The negatives of flexible-fuel vehicles include:
- Lower fuel economy: Ethanol is a less-efficient source of fuel than traditional gasoline is; in other words, ethanol-laden fuel contains less usable energy for an equal amount of gas. Because of this, a flex-fuel vehicle running on a blended fuel like E85 is going to have a slightly lower gas mileage. Depending on E85 prices, you might have to pay more to travel a shorter distance when you opt for this fuel type.
- Limited availability of E85: E85 is sold at more than 2,500 stations in the U.S., but it may not be offered at your local pump. If that's the case, you'll have an FFV but won't be able to take advantage of its environmental and fuel cost benefits.
- Not eligible for a tax credit: Currently, the Internal Revenue Service only offers a tax credit for consumers on qualified plug-in electric vehicles.
How Much Do Flexible-Fuel Vehicles Cost?
An FFV doesn’t necessarily cost more than any other type of vehicle. The U.S. Department of Energy offers a list of the various FFVs on the market. Among 2020 models are the Chevrolet Impala, Ford Explorer, and GMC Yukon. While costs may differ by dealership and location, Kelly Blue Book might put the MSRP of these new vehicles at $32,495, $34,010, and $50,895, respectively.
That said, the costs of driving your car will also depend on your choice of fuel, as well as car maintenance costs. Your location can have an impact on fuel cost, as can the state of the global oil market and the yield of corn and sugarcane crops in recent years. E85 is typically cheaper per gallon than regular gasoline but more expensive per mile. E85 costs an average of $2.31 per gallon in the U.S. as of June 2021, compared to $3.65 for regular gasoline (E0).
Do the math and figure out whether it makes sense for your budget to fuel with E85. For example, if you estimate that you lose 25% of your fuel efficiency on E85, and regular gasoline is $2.50 a gallon at the station, consider fueling your car with E85 only if's priced at $1.88 per gallon or less.
Lastly, choosing to drive a flexible-fuel vehicle will not necessarily increase or decrease your car insurance premium. Of course, the type of vehicle itself might: A sporty model is going to be more costly to insure in general, whether fueled by traditional gas or a gasoline-ethanol blend.

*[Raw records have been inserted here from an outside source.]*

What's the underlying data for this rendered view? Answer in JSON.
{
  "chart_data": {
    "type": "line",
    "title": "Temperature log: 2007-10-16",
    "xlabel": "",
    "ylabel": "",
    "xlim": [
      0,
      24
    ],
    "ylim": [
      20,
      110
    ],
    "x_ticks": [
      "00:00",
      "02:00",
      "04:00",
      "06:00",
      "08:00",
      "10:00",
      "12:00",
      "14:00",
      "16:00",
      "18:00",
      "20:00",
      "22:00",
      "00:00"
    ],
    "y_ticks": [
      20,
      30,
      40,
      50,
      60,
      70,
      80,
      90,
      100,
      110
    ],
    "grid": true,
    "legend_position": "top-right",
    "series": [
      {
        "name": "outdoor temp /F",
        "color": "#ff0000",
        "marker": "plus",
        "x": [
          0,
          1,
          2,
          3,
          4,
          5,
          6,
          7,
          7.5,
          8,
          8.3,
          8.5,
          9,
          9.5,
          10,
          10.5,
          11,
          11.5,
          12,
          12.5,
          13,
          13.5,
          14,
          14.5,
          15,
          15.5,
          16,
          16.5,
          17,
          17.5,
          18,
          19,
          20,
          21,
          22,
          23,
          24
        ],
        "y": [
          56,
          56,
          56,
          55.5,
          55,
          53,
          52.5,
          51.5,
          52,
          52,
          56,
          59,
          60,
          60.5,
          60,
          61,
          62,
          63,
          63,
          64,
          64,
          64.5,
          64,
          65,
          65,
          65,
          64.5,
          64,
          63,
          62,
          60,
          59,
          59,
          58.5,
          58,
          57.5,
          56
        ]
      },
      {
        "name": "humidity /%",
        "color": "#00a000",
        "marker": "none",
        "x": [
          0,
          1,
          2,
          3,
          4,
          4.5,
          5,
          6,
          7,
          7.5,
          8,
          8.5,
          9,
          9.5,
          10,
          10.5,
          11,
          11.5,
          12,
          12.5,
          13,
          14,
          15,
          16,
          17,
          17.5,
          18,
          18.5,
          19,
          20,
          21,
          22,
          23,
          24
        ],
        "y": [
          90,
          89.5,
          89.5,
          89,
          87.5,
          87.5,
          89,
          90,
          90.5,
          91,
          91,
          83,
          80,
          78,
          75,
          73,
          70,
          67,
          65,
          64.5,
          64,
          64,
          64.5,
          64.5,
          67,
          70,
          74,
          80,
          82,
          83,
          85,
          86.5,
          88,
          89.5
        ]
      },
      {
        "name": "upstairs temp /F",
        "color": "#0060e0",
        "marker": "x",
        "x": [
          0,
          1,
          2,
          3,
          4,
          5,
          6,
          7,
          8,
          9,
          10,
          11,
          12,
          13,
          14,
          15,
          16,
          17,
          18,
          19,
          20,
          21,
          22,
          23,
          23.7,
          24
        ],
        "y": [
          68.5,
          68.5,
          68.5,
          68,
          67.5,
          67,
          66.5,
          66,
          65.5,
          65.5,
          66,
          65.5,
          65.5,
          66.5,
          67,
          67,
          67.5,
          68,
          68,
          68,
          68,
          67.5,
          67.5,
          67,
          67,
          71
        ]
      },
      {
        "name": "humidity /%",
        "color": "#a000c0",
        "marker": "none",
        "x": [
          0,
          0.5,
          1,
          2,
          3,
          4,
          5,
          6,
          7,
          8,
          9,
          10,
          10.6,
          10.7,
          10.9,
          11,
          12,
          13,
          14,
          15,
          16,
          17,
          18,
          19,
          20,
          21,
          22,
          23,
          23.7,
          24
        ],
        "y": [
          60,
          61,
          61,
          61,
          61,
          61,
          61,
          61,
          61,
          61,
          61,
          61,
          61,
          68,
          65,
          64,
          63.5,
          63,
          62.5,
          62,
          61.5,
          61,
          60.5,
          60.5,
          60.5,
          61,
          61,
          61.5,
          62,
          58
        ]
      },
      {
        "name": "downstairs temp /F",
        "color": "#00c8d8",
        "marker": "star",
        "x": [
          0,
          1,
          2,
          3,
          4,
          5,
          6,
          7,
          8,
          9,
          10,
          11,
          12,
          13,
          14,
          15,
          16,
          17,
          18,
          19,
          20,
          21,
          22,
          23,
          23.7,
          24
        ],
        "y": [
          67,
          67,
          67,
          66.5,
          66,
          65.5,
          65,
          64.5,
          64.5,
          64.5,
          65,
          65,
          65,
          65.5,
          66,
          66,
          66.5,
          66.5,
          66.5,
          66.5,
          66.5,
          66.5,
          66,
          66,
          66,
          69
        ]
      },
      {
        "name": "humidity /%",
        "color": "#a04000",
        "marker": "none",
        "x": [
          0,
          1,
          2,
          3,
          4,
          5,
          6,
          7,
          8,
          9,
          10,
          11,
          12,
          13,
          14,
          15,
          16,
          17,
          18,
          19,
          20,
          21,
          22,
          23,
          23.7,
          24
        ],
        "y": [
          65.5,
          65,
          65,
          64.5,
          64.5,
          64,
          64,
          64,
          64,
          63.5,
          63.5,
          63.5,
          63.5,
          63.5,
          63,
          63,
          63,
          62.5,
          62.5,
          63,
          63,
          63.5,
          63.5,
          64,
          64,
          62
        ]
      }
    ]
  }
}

- A flexible-fuel vehicle can run on gasoline or a gasoline-ethanol blend containing up to 85% ethanol.
- It performs as gasoline-powered cars do and may be visibly distinguishable from one only by its gas cap color or FFV-affiliated labels or badges on the vehicle.
- It offers an eco-friendly alternative to a traditional gasoline-only vehicle that can save on fuel costs per gallon but can slightly reduce fuel economy.
- You should factor in the cost of the vehicle, fuel, and maintenance to determine if an FFV fits into your budget.